Servant of God Joseph De Piro – reflections from his life and writings; 26th Sunday in Ordinary Time (B)

Numbers 11:25-29; Psalm 18(19):8.10.12-14; James 5:1-6; Mark 9:38-43.45.47-48.

 

** Gospel Reading

John said to Jesus, ‘Master, we saw a man who is not one of us casting out devils in your name; and because he was not one of us we tried to stop him.’ But Jesus said, ‘You must not stop him: no one who works a miracle in my name is likely to speak evil of me. Anyone who is not against us is for us.

‘If anyone gives you a cup of water to drink just because you belong to Christ, then I tell you solemnly, he will most certainly not lose his reward.

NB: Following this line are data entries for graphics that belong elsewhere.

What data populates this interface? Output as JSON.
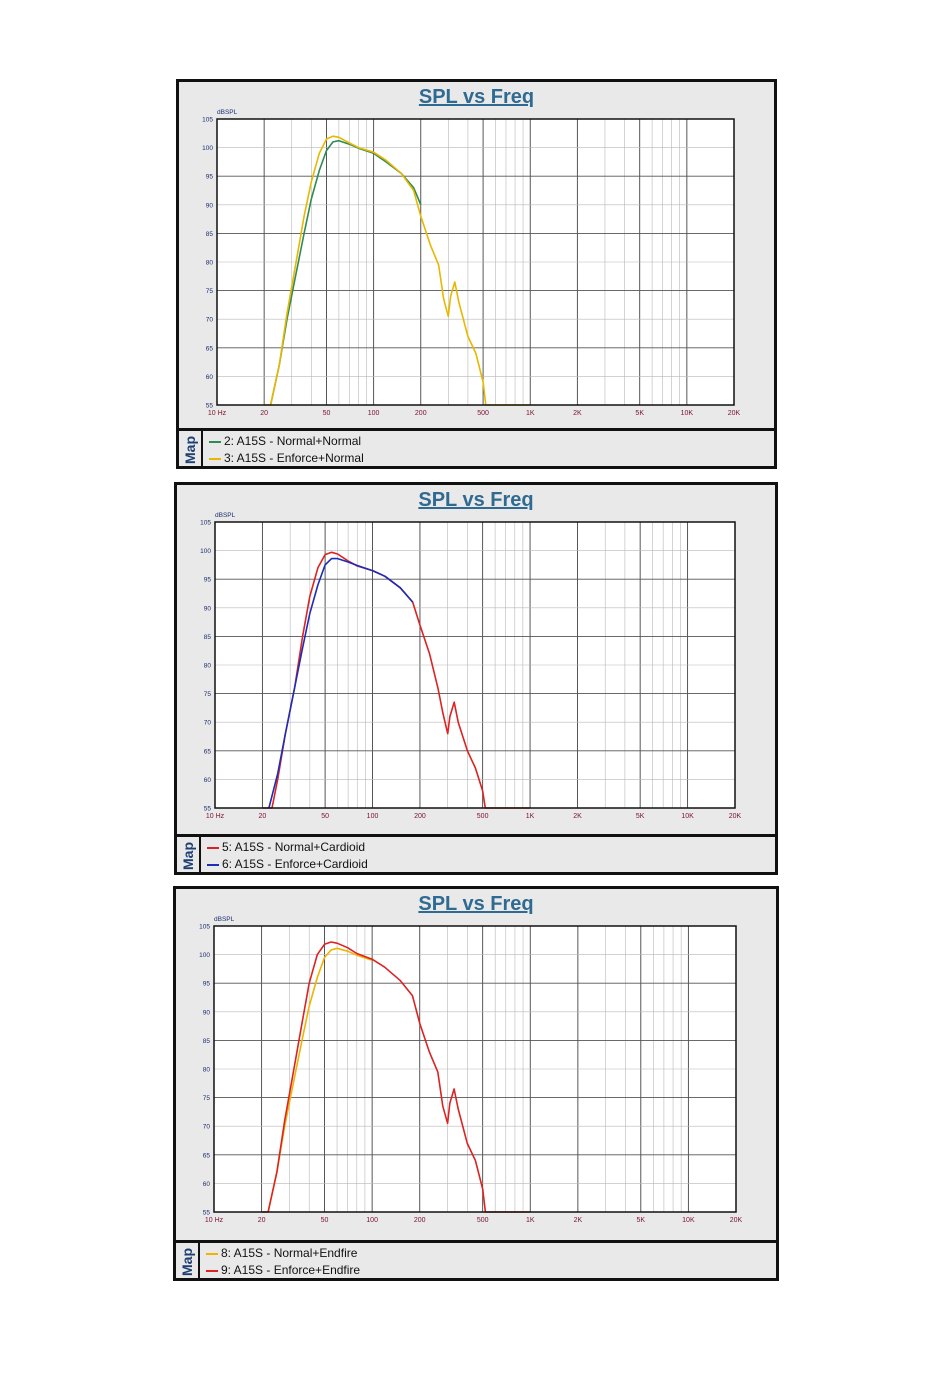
{
  "chart_data": [
    {
      "type": "line",
      "title": "SPL vs Freq",
      "ylabel": "dBSPL",
      "x_scale": "log",
      "xlim": [
        10,
        20000
      ],
      "ylim": [
        55,
        105
      ],
      "x_ticks": [
        10,
        20,
        50,
        100,
        200,
        500,
        1000,
        2000,
        5000,
        10000,
        20000
      ],
      "x_tick_labels": [
        "10 Hz",
        "20",
        "50",
        "100",
        "200",
        "500",
        "1K",
        "2K",
        "5K",
        "10K",
        "20K"
      ],
      "y_ticks": [
        55,
        60,
        65,
        70,
        75,
        80,
        85,
        90,
        95,
        100,
        105
      ],
      "y_tick_labels": [
        "55",
        "60",
        "65",
        "70",
        "75",
        "80",
        "85",
        "90",
        "95",
        "100",
        "105"
      ],
      "grid": true,
      "legend_title": "Map",
      "legend_position": "bottom",
      "series": [
        {
          "name": "2: A15S - Normal+Normal",
          "color": "#2e8b57",
          "x": [
            22,
            25,
            28,
            32,
            36,
            40,
            45,
            50,
            55,
            60,
            70,
            80,
            100,
            120,
            150,
            180,
            200
          ],
          "y": [
            55,
            62,
            70,
            78,
            85,
            91,
            96,
            99.5,
            101,
            101.2,
            100.6,
            99.9,
            99,
            97.5,
            95.5,
            93,
            90
          ]
        },
        {
          "name": "3: A15S - Enforce+Normal",
          "color": "#e8b800",
          "x": [
            20,
            22,
            25,
            28,
            32,
            36,
            40,
            45,
            50,
            55,
            60,
            70,
            80,
            100,
            120,
            150,
            180,
            200,
            230,
            260,
            280,
            300,
            310,
            330,
            350,
            400,
            450,
            500,
            520,
            1000
          ],
          "y": [
            55,
            55,
            62,
            71,
            80,
            88,
            94,
            99,
            101.5,
            102,
            101.8,
            100.8,
            100,
            99.2,
            97.8,
            95.5,
            92.5,
            88,
            83,
            79.5,
            73.5,
            70.5,
            74,
            76.5,
            73,
            67,
            64,
            59,
            55,
            55
          ]
        }
      ]
    },
    {
      "type": "line",
      "title": "SPL vs Freq",
      "ylabel": "dBSPL",
      "x_scale": "log",
      "xlim": [
        10,
        20000
      ],
      "ylim": [
        55,
        105
      ],
      "x_ticks": [
        10,
        20,
        50,
        100,
        200,
        500,
        1000,
        2000,
        5000,
        10000,
        20000
      ],
      "x_tick_labels": [
        "10 Hz",
        "20",
        "50",
        "100",
        "200",
        "500",
        "1K",
        "2K",
        "5K",
        "10K",
        "20K"
      ],
      "y_ticks": [
        55,
        60,
        65,
        70,
        75,
        80,
        85,
        90,
        95,
        100,
        105
      ],
      "y_tick_labels": [
        "55",
        "60",
        "65",
        "70",
        "75",
        "80",
        "85",
        "90",
        "95",
        "100",
        "105"
      ],
      "grid": true,
      "legend_title": "Map",
      "legend_position": "bottom",
      "series": [
        {
          "name": "5: A15S - Normal+Cardioid",
          "color": "#dd2222",
          "x": [
            20,
            23,
            25,
            28,
            32,
            36,
            40,
            45,
            50,
            55,
            60,
            70,
            80,
            100,
            120,
            150,
            180,
            200,
            230,
            260,
            280,
            300,
            310,
            330,
            350,
            400,
            450,
            500,
            520,
            1000
          ],
          "y": [
            55,
            55,
            60,
            68,
            76,
            85,
            92,
            97,
            99.3,
            99.7,
            99.4,
            98.2,
            97.3,
            96.5,
            95.5,
            93.5,
            91,
            87,
            82,
            76,
            71.5,
            68,
            71,
            73.5,
            70,
            65,
            62,
            58,
            55,
            55
          ]
        },
        {
          "name": "6: A15S - Enforce+Cardioid",
          "color": "#1c2db8",
          "x": [
            22,
            25,
            28,
            32,
            36,
            40,
            45,
            50,
            55,
            60,
            70,
            80,
            100,
            120,
            150,
            180
          ],
          "y": [
            55,
            61,
            68,
            76,
            83,
            89,
            94,
            97.5,
            98.6,
            98.6,
            98,
            97.4,
            96.5,
            95.5,
            93.5,
            91
          ]
        }
      ]
    },
    {
      "type": "line",
      "title": "SPL vs Freq",
      "ylabel": "dBSPL",
      "x_scale": "log",
      "xlim": [
        10,
        20000
      ],
      "ylim": [
        55,
        105
      ],
      "x_ticks": [
        10,
        20,
        50,
        100,
        200,
        500,
        1000,
        2000,
        5000,
        10000,
        20000
      ],
      "x_tick_labels": [
        "10 Hz",
        "20",
        "50",
        "100",
        "200",
        "500",
        "1K",
        "2K",
        "5K",
        "10K",
        "20K"
      ],
      "y_ticks": [
        55,
        60,
        65,
        70,
        75,
        80,
        85,
        90,
        95,
        100,
        105
      ],
      "y_tick_labels": [
        "55",
        "60",
        "65",
        "70",
        "75",
        "80",
        "85",
        "90",
        "95",
        "100",
        "105"
      ],
      "grid": true,
      "legend_title": "Map",
      "legend_position": "bottom",
      "series": [
        {
          "name": "8: A15S - Normal+Endfire",
          "color": "#f0b400",
          "x": [
            22,
            25,
            28,
            32,
            36,
            40,
            45,
            50,
            55,
            60,
            70,
            80,
            100
          ],
          "y": [
            55,
            62,
            70,
            78,
            85,
            91,
            96,
            99.5,
            100.8,
            101.1,
            100.6,
            99.9,
            99
          ]
        },
        {
          "name": "9: A15S - Enforce+Endfire",
          "color": "#dd2222",
          "x": [
            20,
            22,
            25,
            28,
            32,
            36,
            40,
            45,
            50,
            55,
            60,
            70,
            80,
            100,
            120,
            150,
            180,
            200,
            230,
            260,
            280,
            300,
            310,
            330,
            350,
            400,
            450,
            500,
            520,
            1000
          ],
          "y": [
            55,
            55,
            62,
            71,
            80,
            88,
            95,
            100,
            101.8,
            102.2,
            102,
            101.2,
            100.2,
            99.2,
            97.8,
            95.5,
            92.8,
            88,
            83,
            79.5,
            73.5,
            70.5,
            74,
            76.5,
            73,
            67,
            64,
            59,
            55,
            55
          ]
        }
      ]
    }
  ]
}
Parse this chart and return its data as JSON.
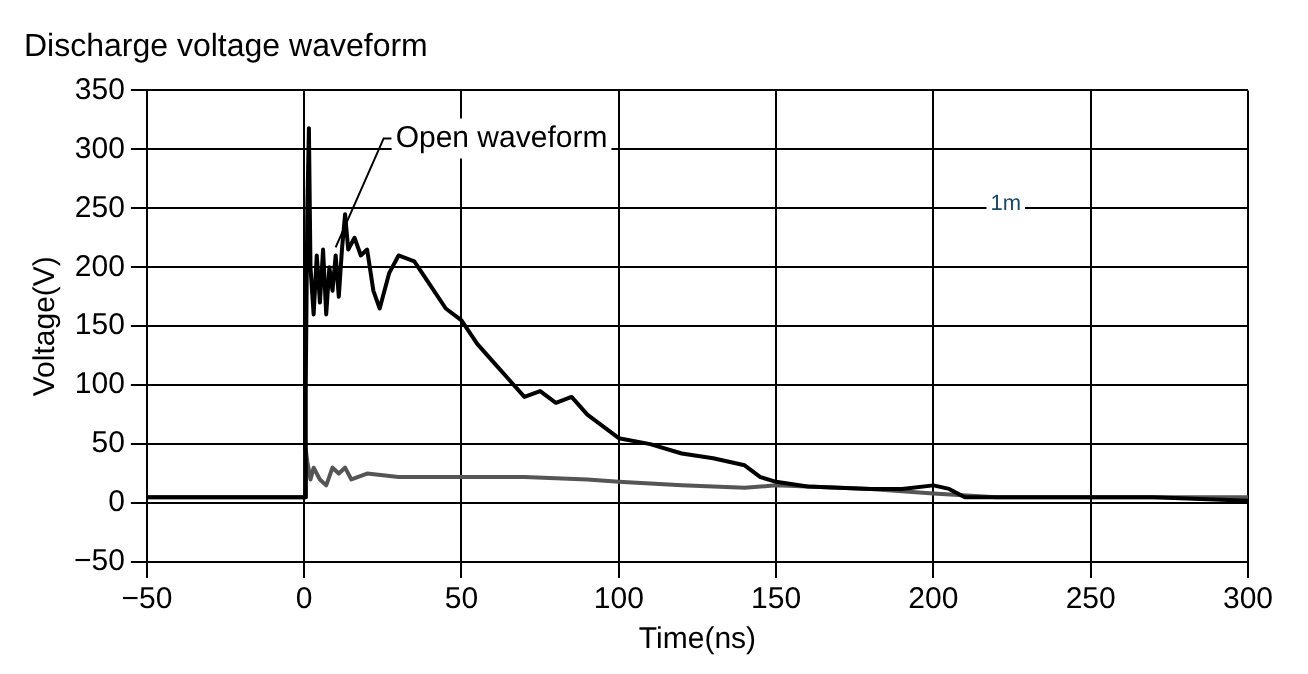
{
  "chart_data": {
    "type": "line",
    "title": "Discharge voltage waveform",
    "xlabel": "Time(ns)",
    "ylabel": "Voltage(V)",
    "xlim": [
      -50,
      300
    ],
    "xticks": [
      -50,
      0,
      50,
      100,
      150,
      200,
      250,
      300
    ],
    "ylim": [
      -50,
      350
    ],
    "yticks": [
      -50,
      0,
      50,
      100,
      150,
      200,
      250,
      300,
      350
    ],
    "grid": true,
    "legend": false,
    "marker": "none",
    "line_style": "solid",
    "annotations": [
      "1m"
    ],
    "series": [
      {
        "name": "Open waveform",
        "color": "#000000",
        "x": [
          -50,
          -1,
          0,
          0.5,
          1,
          1.5,
          2,
          3,
          4,
          5,
          6,
          7,
          8,
          9,
          10,
          11,
          12,
          13,
          14,
          16,
          18,
          20,
          22,
          24,
          27,
          30,
          35,
          40,
          45,
          50,
          55,
          60,
          65,
          70,
          75,
          80,
          85,
          90,
          95,
          100,
          110,
          120,
          130,
          140,
          145,
          150,
          160,
          180,
          190,
          200,
          205,
          210,
          230,
          250,
          270,
          300
        ],
        "values": [
          5,
          5,
          5,
          100,
          250,
          318,
          200,
          160,
          210,
          170,
          215,
          160,
          200,
          180,
          210,
          175,
          215,
          245,
          215,
          225,
          210,
          215,
          180,
          165,
          195,
          210,
          205,
          185,
          165,
          155,
          135,
          120,
          105,
          90,
          95,
          85,
          90,
          75,
          65,
          55,
          50,
          42,
          38,
          32,
          22,
          18,
          14,
          12,
          12,
          15,
          12,
          5,
          5,
          5,
          5,
          2
        ]
      },
      {
        "color": "#555555",
        "x": [
          -50,
          0,
          0.5,
          1,
          2,
          3,
          5,
          7,
          9,
          11,
          13,
          15,
          20,
          30,
          50,
          70,
          90,
          100,
          120,
          140,
          150,
          180,
          200,
          220,
          250,
          300
        ],
        "values": [
          5,
          5,
          45,
          35,
          20,
          30,
          20,
          15,
          30,
          25,
          30,
          20,
          25,
          22,
          22,
          22,
          20,
          18,
          15,
          13,
          15,
          12,
          8,
          5,
          5,
          5
        ]
      }
    ]
  }
}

‘But anyone who is an obstacle to bring down one of these little ones who have faith, would be better thrown into the sea with a great millstone round his neck. And if your hand should cause you to sin, cut it off; it is better for you to enter into life crippled, than to have two hands and go to hell, into the fire that cannot be put out. And if your foot should cause you to sin, cut it off; it is better for you to enter into life lame, than to have two feet and be thrown into hell. And if your eye should cause you to sin, tear it out; it is better for you to enter into the kingdom of God with one eye, than to have two eyes and be thrown into hell where their worm does not die nor their fire go out.’

I cannot refrain from referring you to this Sunday’s first words of the collect: “Father, you show your almighty power in your mercy and forgiveness …” These words are really impressive. It was this belief that moved our Founder to leave the law studies and go for the priesthood. In n. 5 of his first “Reasons in Favour or Against” the Servant of God was quite clear: “My wish to be completely dedicated to God, he who had suffered so much for my sins”. But this does not seem to be one of the main themes of the coming Sunday. Rather, I am seeing that “we are called to be prophets of justice”.

 

Further Reading

Was Joseph De Piro a prophet of justice? If he were to write an autobiography he would have undoubtedly put these words somewhere in the beginning:

“The spirit of the Lord has been given to me, for he has anointed me. He has sent me to:

  • be a father and a mother to the girls and boys of the ecclesiastical charitable institutes;
  • sustain in their various needs the boys and youths of the Birkirkara Oratory;
  • see to it that there is a provision for all the needs of the seminarians at the Mdina Major Seminary;
  • be a real “Padre” to the members of my Missionary religious Institute;
  • help, in their various needs, the families of the girls and boys of the ecclesiastical charitable institutes;
  • follow the old girls and boys of these institutes;
  • create social assistance to the employees of these institutes, of the Mdina Cathedral School and of the Major Seminary;
  • give alms to the many poor and miserable beggars, whether young or old, women or men;
  • help the Maltese workers earn a just wage;
  • help the Maltese families enjoy a decent living;
  • mediate for peace and concord between conflicting individuals or entities;
  • keep strong the faith of the faithful Maltese in Malta, whether young or old, women or men;
  • rejuvenate the faith of the Maltese migrants, whereever they are; and
  • announce God’s love to those who have never heard of it.

The Servant of God was a man whose life was to help others.